Mit nur wenig Mühe kann man selbst als wenig begabter Schachspieler folgende Erfindung von Bobby Fischer im Netz finden: Sein Konzept von Random Chess, mit dem sich das ziemlich langweilig gewordene Hochleistungsschach aus dem derzeitigen Trott herausbewegen könnte und eine neue Qualität erreichen. Niemand hat die höchst kreative Hinterlassenschaft erwähnt.
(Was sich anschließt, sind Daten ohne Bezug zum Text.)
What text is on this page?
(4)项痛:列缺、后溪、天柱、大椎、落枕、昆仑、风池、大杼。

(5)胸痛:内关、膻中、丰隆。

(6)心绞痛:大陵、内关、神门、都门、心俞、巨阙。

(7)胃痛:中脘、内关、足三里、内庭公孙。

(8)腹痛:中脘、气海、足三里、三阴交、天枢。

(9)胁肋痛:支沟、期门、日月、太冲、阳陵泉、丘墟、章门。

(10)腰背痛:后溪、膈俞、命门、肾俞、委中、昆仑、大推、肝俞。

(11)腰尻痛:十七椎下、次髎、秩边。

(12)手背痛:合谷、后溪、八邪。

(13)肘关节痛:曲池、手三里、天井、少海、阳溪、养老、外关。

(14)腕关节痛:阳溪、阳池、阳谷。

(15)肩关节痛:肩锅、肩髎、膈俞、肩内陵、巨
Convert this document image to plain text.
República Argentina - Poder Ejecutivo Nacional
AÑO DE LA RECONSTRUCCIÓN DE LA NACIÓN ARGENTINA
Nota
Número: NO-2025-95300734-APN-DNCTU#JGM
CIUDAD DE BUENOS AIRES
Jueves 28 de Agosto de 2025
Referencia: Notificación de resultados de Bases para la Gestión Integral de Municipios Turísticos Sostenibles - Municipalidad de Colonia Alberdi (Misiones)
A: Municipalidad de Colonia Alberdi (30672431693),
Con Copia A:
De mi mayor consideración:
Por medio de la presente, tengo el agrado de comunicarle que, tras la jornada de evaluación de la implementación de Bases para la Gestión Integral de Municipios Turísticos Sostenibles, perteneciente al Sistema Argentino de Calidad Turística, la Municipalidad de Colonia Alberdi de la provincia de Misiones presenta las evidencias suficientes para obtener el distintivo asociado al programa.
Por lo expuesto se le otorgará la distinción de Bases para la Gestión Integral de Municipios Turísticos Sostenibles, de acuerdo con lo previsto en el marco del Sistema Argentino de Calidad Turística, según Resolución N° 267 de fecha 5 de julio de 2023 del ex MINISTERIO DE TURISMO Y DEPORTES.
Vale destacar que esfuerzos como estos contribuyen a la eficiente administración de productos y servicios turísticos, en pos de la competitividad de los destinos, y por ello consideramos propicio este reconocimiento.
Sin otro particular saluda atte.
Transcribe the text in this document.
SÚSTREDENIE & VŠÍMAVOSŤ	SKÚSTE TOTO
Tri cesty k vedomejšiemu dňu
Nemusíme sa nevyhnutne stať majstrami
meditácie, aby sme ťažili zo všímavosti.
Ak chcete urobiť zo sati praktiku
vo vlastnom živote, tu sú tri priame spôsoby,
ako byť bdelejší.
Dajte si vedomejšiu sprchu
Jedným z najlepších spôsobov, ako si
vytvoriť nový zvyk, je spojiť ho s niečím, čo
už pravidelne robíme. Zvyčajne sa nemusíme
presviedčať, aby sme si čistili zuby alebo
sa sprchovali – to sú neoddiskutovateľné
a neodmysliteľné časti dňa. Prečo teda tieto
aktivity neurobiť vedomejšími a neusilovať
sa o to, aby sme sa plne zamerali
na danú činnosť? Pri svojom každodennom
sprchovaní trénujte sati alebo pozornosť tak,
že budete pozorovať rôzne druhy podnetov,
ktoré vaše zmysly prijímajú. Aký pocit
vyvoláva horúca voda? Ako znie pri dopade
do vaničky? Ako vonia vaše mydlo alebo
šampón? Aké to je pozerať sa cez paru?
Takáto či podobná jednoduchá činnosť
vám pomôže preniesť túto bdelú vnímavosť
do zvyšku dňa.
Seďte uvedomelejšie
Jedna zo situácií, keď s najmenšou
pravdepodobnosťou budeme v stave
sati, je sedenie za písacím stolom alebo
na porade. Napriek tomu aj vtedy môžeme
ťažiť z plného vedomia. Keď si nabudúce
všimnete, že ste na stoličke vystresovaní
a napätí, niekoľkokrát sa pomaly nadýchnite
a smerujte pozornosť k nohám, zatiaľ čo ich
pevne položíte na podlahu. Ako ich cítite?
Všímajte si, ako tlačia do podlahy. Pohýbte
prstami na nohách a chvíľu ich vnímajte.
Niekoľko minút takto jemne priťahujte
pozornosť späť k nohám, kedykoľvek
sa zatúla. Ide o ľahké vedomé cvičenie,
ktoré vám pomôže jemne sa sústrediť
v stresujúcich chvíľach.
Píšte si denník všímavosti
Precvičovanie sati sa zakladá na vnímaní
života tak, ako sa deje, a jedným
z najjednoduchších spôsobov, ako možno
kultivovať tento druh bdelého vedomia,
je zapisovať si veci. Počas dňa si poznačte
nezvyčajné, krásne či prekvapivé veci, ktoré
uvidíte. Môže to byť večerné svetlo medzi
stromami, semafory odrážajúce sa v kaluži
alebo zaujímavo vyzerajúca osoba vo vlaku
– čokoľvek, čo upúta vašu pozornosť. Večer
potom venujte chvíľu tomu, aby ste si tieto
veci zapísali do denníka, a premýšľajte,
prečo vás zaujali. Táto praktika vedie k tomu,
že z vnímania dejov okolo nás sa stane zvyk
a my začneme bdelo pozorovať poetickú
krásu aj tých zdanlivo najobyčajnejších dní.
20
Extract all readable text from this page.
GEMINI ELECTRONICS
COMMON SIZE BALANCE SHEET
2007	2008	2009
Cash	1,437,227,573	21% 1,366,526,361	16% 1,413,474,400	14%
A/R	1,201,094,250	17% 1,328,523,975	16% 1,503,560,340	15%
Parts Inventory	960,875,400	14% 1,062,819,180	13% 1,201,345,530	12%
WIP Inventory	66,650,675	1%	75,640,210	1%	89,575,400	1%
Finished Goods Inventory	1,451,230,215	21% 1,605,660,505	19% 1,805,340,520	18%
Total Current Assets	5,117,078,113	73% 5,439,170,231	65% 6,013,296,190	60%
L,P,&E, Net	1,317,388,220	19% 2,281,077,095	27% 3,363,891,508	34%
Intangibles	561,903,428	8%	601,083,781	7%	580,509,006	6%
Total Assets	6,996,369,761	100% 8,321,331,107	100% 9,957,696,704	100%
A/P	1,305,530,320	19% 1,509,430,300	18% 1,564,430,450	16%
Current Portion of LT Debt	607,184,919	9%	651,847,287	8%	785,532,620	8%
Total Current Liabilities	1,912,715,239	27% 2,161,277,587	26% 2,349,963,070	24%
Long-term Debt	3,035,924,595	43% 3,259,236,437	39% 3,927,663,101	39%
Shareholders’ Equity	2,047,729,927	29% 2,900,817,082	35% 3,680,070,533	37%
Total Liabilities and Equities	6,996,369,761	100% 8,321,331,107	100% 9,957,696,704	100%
Nicht mal das.

2 Kommentare:

Anonym hat gesagt…

Immerhin im Nachruf der faz.net stand ein wie ich meine kontroverser (?) Absatz:

"Auf internationalen Turnieren sorgten die roten Funktionäre dafür, dass ihre Schützlinge den stärksten Bobby-Widersacher stets gewinnen ließen, damit dieser in der Endabrechnung besser abschneide als der Amerikaner."

Jürgen Kalwa hat gesagt…

Den angesprpochenen Artikel in der FAZ fand ich noch mit Abstand am besten von allen. Aber auch hier fehlte mir der entscheidende Zug zum Kern der Sache. Ich habe im Stillen gehofft, dass der Schweizer Journalist André Behr, ein Schachexperte, etwas für den Tages-Anzeiger schreibt. Der hat für so etwas den besseren Blick. Vielleicht kommt da noch etwas.